In response to an FT article by Ed Luce on 26th July 2015, entitled 'Hillary's war on quarterly capitalism'
"The longer this cycle continues, the more puzzling the investment drought becomes. With healthy profits and a near zero cost of capital, now ought to be the time to lay down plans for the future"
This may be puzzling to people who gaze at equilibrium models and optimal control panels and believe that what they are looking at remotely describes the real economy. It may also be puzzling to people who look no deeper than headline government statistics, people who for example, get excited about 300k new part-time low wage jobs, whilst glossing over the loss of thousands of skilled full-time jobs, and the record numbers of people dropping out of the labour force.
It isn't remotely puzzling to anyone who understands the stifling effect that mountains of debt have on the 'confidence' of producers and consumers alike.

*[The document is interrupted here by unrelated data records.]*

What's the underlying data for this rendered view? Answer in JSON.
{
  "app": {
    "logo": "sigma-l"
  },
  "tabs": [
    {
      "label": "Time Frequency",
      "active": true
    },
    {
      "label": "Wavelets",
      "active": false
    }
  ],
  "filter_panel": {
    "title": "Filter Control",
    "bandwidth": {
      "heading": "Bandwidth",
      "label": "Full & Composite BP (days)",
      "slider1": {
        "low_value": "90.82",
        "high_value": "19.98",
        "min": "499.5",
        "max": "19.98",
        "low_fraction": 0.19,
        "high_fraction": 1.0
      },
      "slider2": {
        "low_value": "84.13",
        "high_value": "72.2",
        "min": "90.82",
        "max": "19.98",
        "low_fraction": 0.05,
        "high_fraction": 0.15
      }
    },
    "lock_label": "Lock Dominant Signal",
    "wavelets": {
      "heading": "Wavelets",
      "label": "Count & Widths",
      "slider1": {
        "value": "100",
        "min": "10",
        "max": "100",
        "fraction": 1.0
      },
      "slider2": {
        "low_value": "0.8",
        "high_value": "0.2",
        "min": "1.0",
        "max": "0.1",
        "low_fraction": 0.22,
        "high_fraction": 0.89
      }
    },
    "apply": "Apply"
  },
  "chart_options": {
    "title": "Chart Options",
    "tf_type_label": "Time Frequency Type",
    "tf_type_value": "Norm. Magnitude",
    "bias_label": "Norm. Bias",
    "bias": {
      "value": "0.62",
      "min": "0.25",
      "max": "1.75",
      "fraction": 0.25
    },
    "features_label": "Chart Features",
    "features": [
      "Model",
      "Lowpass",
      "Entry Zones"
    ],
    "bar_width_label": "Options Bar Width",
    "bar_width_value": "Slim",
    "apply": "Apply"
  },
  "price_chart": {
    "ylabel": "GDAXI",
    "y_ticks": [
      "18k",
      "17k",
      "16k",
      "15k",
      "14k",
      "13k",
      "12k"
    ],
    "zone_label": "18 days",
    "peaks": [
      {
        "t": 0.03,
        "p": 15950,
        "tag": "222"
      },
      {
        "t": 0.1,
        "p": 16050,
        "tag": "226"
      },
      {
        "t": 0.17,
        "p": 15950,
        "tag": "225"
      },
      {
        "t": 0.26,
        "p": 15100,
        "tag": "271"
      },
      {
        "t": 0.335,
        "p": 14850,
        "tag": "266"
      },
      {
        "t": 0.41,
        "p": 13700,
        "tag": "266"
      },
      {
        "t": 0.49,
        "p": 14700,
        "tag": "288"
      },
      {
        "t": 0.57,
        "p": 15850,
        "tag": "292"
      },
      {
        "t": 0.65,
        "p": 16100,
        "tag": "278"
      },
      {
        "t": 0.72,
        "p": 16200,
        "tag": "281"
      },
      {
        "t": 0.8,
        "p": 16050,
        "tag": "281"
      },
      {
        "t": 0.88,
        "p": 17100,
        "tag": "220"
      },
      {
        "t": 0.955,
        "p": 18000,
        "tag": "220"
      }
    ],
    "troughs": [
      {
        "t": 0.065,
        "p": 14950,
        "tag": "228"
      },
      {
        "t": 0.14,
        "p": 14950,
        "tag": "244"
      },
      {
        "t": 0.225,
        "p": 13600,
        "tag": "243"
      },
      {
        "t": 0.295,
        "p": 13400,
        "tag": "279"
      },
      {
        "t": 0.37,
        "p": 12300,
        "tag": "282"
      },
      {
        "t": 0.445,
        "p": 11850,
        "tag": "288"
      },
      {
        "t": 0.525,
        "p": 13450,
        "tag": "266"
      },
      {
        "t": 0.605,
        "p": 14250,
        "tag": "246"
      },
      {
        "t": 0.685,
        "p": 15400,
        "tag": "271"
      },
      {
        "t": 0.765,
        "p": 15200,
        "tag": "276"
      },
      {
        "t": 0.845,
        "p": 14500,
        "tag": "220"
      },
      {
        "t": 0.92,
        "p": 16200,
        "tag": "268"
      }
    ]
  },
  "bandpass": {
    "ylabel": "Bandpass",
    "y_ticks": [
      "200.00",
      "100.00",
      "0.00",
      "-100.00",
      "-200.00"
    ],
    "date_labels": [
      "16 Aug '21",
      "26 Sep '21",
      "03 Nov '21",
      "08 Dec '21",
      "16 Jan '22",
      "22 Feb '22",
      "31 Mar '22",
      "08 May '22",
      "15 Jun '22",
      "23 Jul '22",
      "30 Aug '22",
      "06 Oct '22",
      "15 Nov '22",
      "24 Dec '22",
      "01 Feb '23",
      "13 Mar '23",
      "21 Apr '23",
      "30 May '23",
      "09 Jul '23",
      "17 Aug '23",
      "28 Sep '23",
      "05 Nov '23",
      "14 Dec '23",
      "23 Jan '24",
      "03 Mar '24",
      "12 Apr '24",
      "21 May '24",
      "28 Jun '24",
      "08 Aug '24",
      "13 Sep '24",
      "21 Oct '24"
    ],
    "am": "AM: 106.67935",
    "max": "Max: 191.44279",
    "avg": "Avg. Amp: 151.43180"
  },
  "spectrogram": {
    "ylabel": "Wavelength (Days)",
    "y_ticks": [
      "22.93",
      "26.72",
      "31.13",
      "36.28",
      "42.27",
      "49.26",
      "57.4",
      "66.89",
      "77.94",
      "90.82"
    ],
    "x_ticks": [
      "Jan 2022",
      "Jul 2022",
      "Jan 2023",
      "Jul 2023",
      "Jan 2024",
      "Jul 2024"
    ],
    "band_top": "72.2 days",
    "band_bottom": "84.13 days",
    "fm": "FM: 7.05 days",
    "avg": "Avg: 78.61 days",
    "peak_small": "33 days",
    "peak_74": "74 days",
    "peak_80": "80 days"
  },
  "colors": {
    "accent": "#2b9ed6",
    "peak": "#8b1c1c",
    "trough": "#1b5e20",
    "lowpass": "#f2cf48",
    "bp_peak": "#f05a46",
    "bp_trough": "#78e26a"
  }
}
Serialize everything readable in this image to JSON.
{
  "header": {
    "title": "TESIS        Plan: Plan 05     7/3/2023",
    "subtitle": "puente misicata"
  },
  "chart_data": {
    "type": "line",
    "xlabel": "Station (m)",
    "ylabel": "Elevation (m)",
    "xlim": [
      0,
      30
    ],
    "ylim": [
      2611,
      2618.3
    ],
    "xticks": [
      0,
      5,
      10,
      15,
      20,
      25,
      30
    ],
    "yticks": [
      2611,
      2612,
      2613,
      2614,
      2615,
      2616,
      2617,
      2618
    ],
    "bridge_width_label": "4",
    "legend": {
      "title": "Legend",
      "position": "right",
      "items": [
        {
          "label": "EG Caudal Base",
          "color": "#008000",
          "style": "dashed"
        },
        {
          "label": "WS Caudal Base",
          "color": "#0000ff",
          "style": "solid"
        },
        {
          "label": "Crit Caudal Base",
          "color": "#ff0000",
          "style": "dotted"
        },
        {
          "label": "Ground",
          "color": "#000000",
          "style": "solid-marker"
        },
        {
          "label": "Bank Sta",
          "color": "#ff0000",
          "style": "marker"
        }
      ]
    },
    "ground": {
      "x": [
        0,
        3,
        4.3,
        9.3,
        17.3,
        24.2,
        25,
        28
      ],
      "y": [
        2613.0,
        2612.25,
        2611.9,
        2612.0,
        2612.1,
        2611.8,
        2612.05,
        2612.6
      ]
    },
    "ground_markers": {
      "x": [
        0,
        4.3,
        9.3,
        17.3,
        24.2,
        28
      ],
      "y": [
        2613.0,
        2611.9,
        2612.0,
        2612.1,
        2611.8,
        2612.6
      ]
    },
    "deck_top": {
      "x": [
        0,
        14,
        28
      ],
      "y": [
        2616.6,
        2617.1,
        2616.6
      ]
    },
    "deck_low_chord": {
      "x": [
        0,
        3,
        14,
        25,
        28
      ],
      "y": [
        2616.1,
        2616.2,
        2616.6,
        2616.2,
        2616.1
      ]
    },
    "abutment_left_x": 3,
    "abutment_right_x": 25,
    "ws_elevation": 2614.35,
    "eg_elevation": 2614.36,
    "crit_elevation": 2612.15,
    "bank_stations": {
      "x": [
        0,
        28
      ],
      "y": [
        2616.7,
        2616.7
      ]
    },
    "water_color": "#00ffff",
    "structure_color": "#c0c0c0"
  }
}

This 'recovery' is an asset price inflated chimera based on QE and ZIRP. Wall Street may buy it, the academics in the Eccles Building may buy it, but as far as many businesses and people on 'Main Street' are concerned, it's a sick joke.
Producers are not investing, because deep down, in a place that is not swayed by academic nonsense, or Hillary Clinton's latest attempt to be relevant, they know that an economy that is still on ZIRP after 7 years, where there is a third more debt than there was in 2008, is not a safe environment to make long term capital investment.
As for consumers, it's even simpler - why are people are not rushing out to spend their 'gasoline' bonus as expected by the 'aggregate demand' gurus in the Eccles Building? Because people don't want to spend money they haven't got on stuff they don't need. In the real world, paying off your debt isn't 'savings' - it's paying off your debt - something that Hillary Clinton, and the other clowns running for office have absolutely no intention of doing - ever.
Faith in this Ponzi Scheme is running out.